Stat blocks, try to stay with the standard stat block format.  It's somewhere online.  Google it.

Sidebar, sure.  Just list [[sidebar]] and [[/end sidebar]] or something like that.


----------



## Clifford (Oct 6, 2004)

*Submission*

Ok Wikket i sent my proposal i think it fits all the requirements.


cliff
>=)


----------



## Michael Morris (Oct 7, 2004)

I have a submission awaiting download - check my one and only thread in the private forum, pull it down, and let me know so I can delete it from that location.


----------



## Steverooo (Oct 8, 2004)

*Change in Rights-Bought Policy:*

RangerWickett, I think you should address the change in policy concerning rights bought... When the ENWorld Players' Journal first began, there was a "Call for Articles" post on one of the boards at ENWorld (which is probably still up there, if you have Search) in which it was stated that the ENWorld Players' Journal sought only First Publication rights. It was under this understanding that my two articles were submitted.

More recently, you have stated that the ENWorld Gamer now seeks to purchase ALL rights. I, for one, am unwilling to sell these (which is why you will never see any of my pieces in Dragon).

I understand that editorial policies can change, but kindly note that ALL of my articles were submitted pre-ENWorld Gamer. If you must purchase ALL rights, then the as-yet-unpublished "Racial Background Skills" piece should be killed, and I will (regretfully) cease submitting to the new mag.

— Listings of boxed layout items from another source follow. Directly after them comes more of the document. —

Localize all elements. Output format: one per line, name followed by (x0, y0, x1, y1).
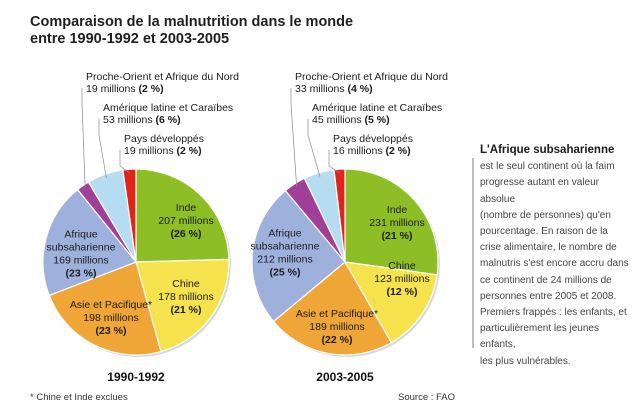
sidebar-line: crise alimentaire, le nombre de (480, 242, 617, 254)
slice-label-asie: Asie et Pacifique* (296, 308, 378, 320)
callout-label-developpes: Pays développés (124, 133, 204, 145)
slice-label-afrique: Afrique (64, 229, 97, 241)
slice-label-chine: (21 %) (171, 304, 202, 316)
pie-year-label: 1990-1992 (107, 370, 165, 384)
slice-label-afrique: Afrique (268, 228, 301, 240)
slice-label-afrique: subsaharienne (251, 241, 320, 253)
slice-label-chine: Chine (388, 260, 416, 272)
callout-value-orient: 19 millions (2 %) (86, 83, 164, 95)
slice-label-inde: Inde (387, 204, 408, 216)
slice-label-asie: (23 %) (96, 325, 127, 337)
slice-label-afrique: 169 millions (53, 255, 108, 267)
slice-label-inde: 207 millions (158, 215, 213, 227)
sidebar-line: Premiers frappés : les enfants, et (480, 307, 627, 319)
slice-label-afrique: subsaharienne (47, 242, 116, 254)
callout-leader-developpes (119, 150, 130, 174)
chart-title-line2: entre 1990-1992 et 2003-2005 (30, 31, 230, 47)
pie-slice-afrique (251, 189, 346, 323)
pie-slice-afrique (42, 188, 137, 297)
pie-slice-inde (344, 168, 439, 276)
slice-label-asie: 198 millions (83, 312, 138, 324)
callout-leader-orient (290, 88, 298, 188)
callout-label-amerique: Amérique latine et Caraïbes (312, 102, 442, 114)
sidebar-line: est le seul continent où la faim (480, 161, 615, 173)
sidebar-line: malnutris s'est encore accru dans (480, 258, 629, 270)
slice-label-chine: (12 %) (387, 286, 418, 298)
callout-leader-amerique (98, 119, 107, 179)
callout-label-orient: Proche-Orient et Afrique du Nord (86, 71, 239, 83)
pie-slice-asie (272, 261, 393, 356)
sidebar-line: personnes entre 2005 et 2008. (480, 290, 617, 302)
pie-2003-2005 (251, 168, 440, 357)
slice-label-asie: Asie et Pacifique* (70, 299, 152, 311)
slice-label-chine: Chine (172, 278, 200, 290)
sidebar-line: particulièrement les jeunes enfants, (480, 323, 599, 351)
slice-label-afrique: 212 millions (257, 254, 312, 266)
sidebar-divider (472, 158, 474, 348)
pie-year-label: 2003-2005 (316, 370, 374, 384)
slice-label-inde: (26 %) (171, 228, 202, 240)
sidebar-line: (nombre de personnes) qu'en (480, 209, 611, 221)
slice-label-inde: Inde (176, 202, 197, 214)
callout-value-developpes: 16 millions (2 %) (333, 145, 411, 157)
slice-label-afrique: (25 %) (270, 267, 301, 279)
sidebar-heading: L'Afrique subsaharienne (480, 144, 615, 156)
chart-title-line1: Comparaison de la malnutrition dans le m… (30, 14, 354, 30)
slice-label-afrique: (23 %) (66, 268, 97, 280)
chart-title: Comparaison de la malnutrition dans le m… (30, 14, 353, 48)
sidebar-line: les plus vulnérables. (480, 355, 571, 367)
pie-1990-1992 (42, 168, 231, 357)
callout-leader-amerique (307, 119, 321, 177)
slice-label-chine: 123 millions (374, 273, 429, 285)
slice-label-inde: (21 %) (382, 230, 413, 242)
callout-value-developpes: 19 millions (2 %) (124, 145, 202, 157)
sidebar-line: ce continent de 24 millions de (480, 274, 612, 286)
source-credit: Source : FAO (398, 392, 455, 403)
sidebar-line: pourcentage. En raison de la (480, 226, 608, 238)
footnote: * Chine et Inde exclues (30, 392, 128, 403)
callout-value-amerique: 53 millions (6 %) (103, 114, 181, 126)
callout-value-orient: 33 millions (4 %) (295, 83, 373, 95)
callout-label-developpes: Pays développés (333, 133, 413, 145)
slice-label-chine: 178 millions (158, 291, 213, 303)
pie-slice-inde (135, 168, 230, 263)
slice-label-asie: (22 %) (322, 334, 353, 346)
slice-label-asie: 189 millions (309, 321, 364, 333)
callout-label-amerique: Amérique latine et Caraïbes (103, 102, 233, 114)
callout-label-orient: Proche-Orient et Afrique du Nord (295, 71, 448, 83)
callout-leader-orient (81, 88, 86, 189)
pie-slice-developpes (122, 168, 137, 263)
sidebar-line: progresse autant en valeur absolue (480, 177, 599, 205)
callout-leader-developpes (328, 150, 340, 174)
pie-slice-chine (135, 258, 230, 353)
slice-label-inde: 231 millions (369, 217, 424, 229)
callout-value-amerique: 45 millions (5 %) (312, 114, 390, 126)
sidebar-note: L'Afrique subsaharienne est le seul cont… (472, 142, 630, 370)
pie-slice-chine (343, 261, 438, 344)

Thanks for your attention to this matter.


----------



## RangerWickett (Oct 8, 2004)

Cliff, Michael, we're in the middle of trying to finish up issue 2 of the ENWorld Gamer, so it might a while before we get around to replying to your pieces.  Heck, I still haven't replied to GrumpyCelt on his book proposal yet.  Many apologies for that.

Steve, I understand where you're coming from, but it is much easier for us if we don't have to worry about misusing someone's material.  Due to the Open Gaming License, it isn't that hard to reuse something someone submits, so the only reason I can see an author would be uncomfortable giving up rights would be if he had some specific product identity, and we assume that that can be easily changed.  If you have an article inspired by your own setting, just file off the serial numbers, and there's no loss to you.

However, if you prefer not to submit articles under these conditions, we won't object.


----------



## Steverooo (Oct 14, 2004)

RangerWickett said:
			
		

> However, if you prefer not to submit articles under these conditions, we won't object.




Kill "Racial Background Skills", then, and I'll look for another publisher.


----------